The scene of the attack is currently sealed by security forces who are investigating for evidence and to identify the dead. Several officials including the prime minister Paul Kaba Tieba arrived at the scene.
Three hearses were seen early Monday morning to transport bodies after forensic police made their reports.
Burkina Faso’s President Roch Marc Christian Kabore said he sends his condolences to the victims of the suspected extremist attack on a popular restaurant in which 18 people died in the capital.
“The fight against terrorism is a long-term battle,” he said in a statement. “That’s why I’m calling for vigilance, solidarity and unity of the whole nation in order to face the cowardice of our adversaries.”
A statement Monday from the office of French President Emmanuel Macron said he discussed the attack and efforts to identify both its victims and organizers in a call with Kabore.
It said the two leaders agreed that it is urgent “to accelerate the putting in place” of the new 5,000-strong anti-terror force. With contributions from Mali, Mauritania, Niger, Burkina Faso and Chad — known as the G5 — the force is to deploy by September.
The statement said the two presidents will be in contact in coming days with other leaders in the region “to pursue this mobilization.”
Macron has condemned the attack by suspected Islamic extremists at a Turkish restaurant in the capital of Burkina Faso and promised France’s continued support to countries in West Africa against terror groups.
Burkina Faso’s Foreign Ministry that several foreigners were among the 18 killed, including two Kuwaitis, and one person each from France, Senegal, Nigeria, Lebanon and Turkey.
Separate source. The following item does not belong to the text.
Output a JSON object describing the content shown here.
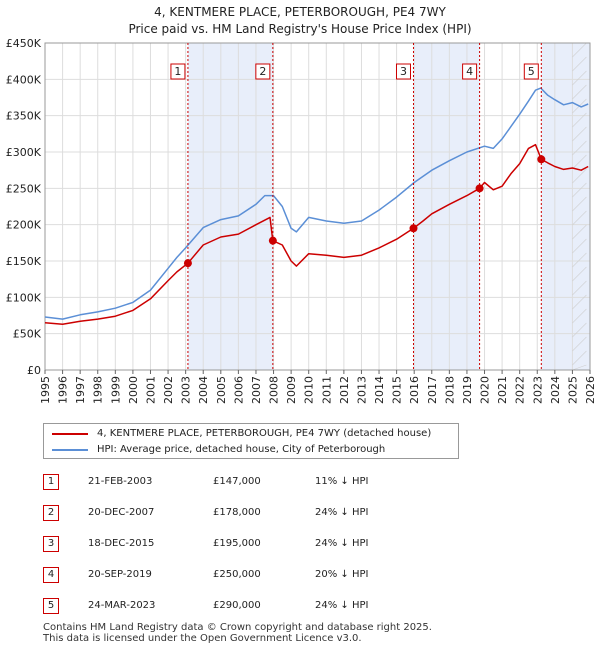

Seven Burkina Faso citizens were killed and authorities said three other victims had not yet been identified.
Victims also included two Canadians, Canada’s foreign minister said.
Canada’s Foreign Affairs Minister Chrystia Freeland said her heartfelt condolences go out to the loved ones of this targeted attack. Freeland says Canadian consular officials are providing assistance to their loved ones. She says out of the respect of the next kin they won’t share further details.
Turkey’s Foreign Ministry released a statement Monday condemning “in the strongest way” the attack on the upscale Aziz Istanbul restaurant which killed at least 18 people.
This is the second such attack on a restaurant popular with foreigners in the last two years.
In addition to those killed, eight others were wounded, Communications Minister Remi Dandjinou told journalists. The victims came from several different nationalities, he said. At least one of the dead was French and another was Turkish.
The attack brought back painful memories of the January 2016 attack at another cafe that left 30 people dead.
Burkina Faso, a landlocked nation in West Africa, is one of the poorest countries in the world. It shares a northern border with Mali, which has long battled Islamic extremists.
In the 2016 attack the attackers were of foreign origin, according to al-Qaida in the Islamic Maghreb, which claimed responsibility for those killings along with the jihadist group known as Al Mourabitoun. But the terror threat in Burkina Faso is increasingly homegrown, experts say.
The northern border region is now the home of a local preacher, Ibrahim Malam Dicko, who radicalized and has claimed responsibility for recent deadly attacks against troops and civilians. His association, Ansarul Islam, is now considered a terrorist group by Burkina Faso’s government.